The next round of reconciliation talks was set for August 25 in Cairo, where Egyptian mediators were hoping to encourage the two Palestinian factions to agree to a power-sharing arrangement ahead of elections set for January.

On Saturday, Hamas announced it would put trial Fatah activists who managed to leave the Gaza Strip without obtaining permission, AFP quoted a statement made by the Gaza Justice Ministry.

"Those who went to the conference in Bethlehem will be put to trial the moment they return to the Strip," the statement said.

Earlier, some two dozen Fatah activists have sneaked out of the Gaza Strip, including a woman who said she hitched a ride with farmers on a donkey cart Friday to get past Hamas troops at a border checkpoint.

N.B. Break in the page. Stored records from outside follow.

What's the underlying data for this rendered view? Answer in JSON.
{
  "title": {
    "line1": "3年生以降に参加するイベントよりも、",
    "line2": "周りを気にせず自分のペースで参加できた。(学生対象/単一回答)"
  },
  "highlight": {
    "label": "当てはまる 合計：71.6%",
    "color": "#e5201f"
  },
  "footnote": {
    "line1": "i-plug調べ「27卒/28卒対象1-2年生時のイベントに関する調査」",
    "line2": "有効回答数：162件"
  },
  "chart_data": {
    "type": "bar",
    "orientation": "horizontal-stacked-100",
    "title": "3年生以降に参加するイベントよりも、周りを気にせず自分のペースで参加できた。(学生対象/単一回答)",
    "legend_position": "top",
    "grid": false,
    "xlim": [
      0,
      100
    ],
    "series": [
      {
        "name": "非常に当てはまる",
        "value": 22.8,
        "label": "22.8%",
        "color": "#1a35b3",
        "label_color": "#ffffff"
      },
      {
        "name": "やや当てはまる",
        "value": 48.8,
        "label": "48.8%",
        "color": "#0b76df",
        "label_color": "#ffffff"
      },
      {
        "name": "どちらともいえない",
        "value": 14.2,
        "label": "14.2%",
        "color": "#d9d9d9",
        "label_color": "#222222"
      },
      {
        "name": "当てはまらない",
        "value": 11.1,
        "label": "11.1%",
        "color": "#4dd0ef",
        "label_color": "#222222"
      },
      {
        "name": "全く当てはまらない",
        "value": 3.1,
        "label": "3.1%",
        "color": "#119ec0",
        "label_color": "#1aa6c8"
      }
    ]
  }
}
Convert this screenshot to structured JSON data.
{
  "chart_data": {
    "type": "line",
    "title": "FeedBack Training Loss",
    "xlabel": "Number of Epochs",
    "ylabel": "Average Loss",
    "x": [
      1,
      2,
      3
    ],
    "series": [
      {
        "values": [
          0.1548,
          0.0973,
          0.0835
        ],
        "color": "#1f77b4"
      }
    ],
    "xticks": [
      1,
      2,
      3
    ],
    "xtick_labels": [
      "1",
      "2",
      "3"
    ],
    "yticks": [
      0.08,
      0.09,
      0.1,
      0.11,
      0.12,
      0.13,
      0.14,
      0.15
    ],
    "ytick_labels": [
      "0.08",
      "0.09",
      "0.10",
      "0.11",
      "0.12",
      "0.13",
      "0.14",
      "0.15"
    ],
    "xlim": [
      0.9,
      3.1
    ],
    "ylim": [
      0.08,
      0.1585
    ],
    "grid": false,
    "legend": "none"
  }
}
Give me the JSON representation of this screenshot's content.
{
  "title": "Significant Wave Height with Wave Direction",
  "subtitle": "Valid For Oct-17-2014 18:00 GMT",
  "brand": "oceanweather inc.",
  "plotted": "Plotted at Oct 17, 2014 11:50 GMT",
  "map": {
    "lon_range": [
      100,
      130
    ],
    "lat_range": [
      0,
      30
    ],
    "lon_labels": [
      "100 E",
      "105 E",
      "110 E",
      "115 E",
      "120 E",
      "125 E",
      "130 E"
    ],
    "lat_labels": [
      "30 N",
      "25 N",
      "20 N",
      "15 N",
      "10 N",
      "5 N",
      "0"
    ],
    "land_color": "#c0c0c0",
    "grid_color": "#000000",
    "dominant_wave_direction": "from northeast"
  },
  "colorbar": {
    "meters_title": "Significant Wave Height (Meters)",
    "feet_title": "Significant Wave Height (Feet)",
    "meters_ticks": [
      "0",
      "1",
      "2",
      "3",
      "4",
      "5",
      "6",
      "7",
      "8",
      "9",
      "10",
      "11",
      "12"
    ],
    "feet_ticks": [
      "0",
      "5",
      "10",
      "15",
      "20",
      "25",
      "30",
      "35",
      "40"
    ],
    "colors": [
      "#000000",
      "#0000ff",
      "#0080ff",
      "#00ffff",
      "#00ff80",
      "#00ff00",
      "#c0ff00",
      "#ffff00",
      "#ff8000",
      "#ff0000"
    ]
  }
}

The getaways were headed for Fatah's first convention in 20 years, set to start Tuesday in Bethlehem. More than 1,500 delegates are to attend, including 450 from Gaza.

Travelers leaving Gaza have to present their documents at a Hamas checkpoint about 1.6 kilometers away from the Erez crossing into Israel. Several hundred meters closer to Erez, in an area off-limits to Hamas, another checkpoint is staffed by Palestinian Authority President Mahmoud Abbas loyalists, who coordinate with Israeli border officials.

Since Hamas's violent takeover of the Strip in June 2007, few Gazans have been permitted to leave via Erez. They include medical patients with severe illnesses and business people.

However, Israel has granted permits to nearly all the Fatah delegates from Gaza, in a gesture of support for Abbas. Israel has also permitted scores of Fatah delegates from the diaspora to enter the West Bank, according to PA negotiator Saeb Erekat.

"It is really shameful that the big question mark is about delegates coming from Gaza," he said.

Ghaliya Abu Sitte, 63, a Fatah delegate from the southern Gaza town of Khan Younis, said she left home early Friday, put on the traditional Muslim veil and long robe, took a taxi and got out a few hundred meters before the Hamas checkpoint.

"I saw a donkey cart with two women who were collecting grass and wood, she said in an interview later Friday at a West Bank hotel. I got on the cart. I thought to myself, 'They won't notice me if I ride it.' I passed the Hamas checkpoint. They didn't stop me or ask me."

Jadallah said others posed as medical patients on their way to treatment in Israel, including a female delegate who got in a wheelchair and was pushed by three fellow Fatah activists. Others bypassed the Hamas checkpoint by walking through orange groves.

Abu Sitte said her daughter-in-law, who accompanied her for the trip to the border, was later detained by Hamas police. She and other Fatah delegates said they would return to Gaza after the conference and were not afraid of arrest.

Hamas government spokesman Taher Nunu said Fatah activists had been warned against trying to sneak out. Anyone who defies these rules would face unpleasant procedures, he said.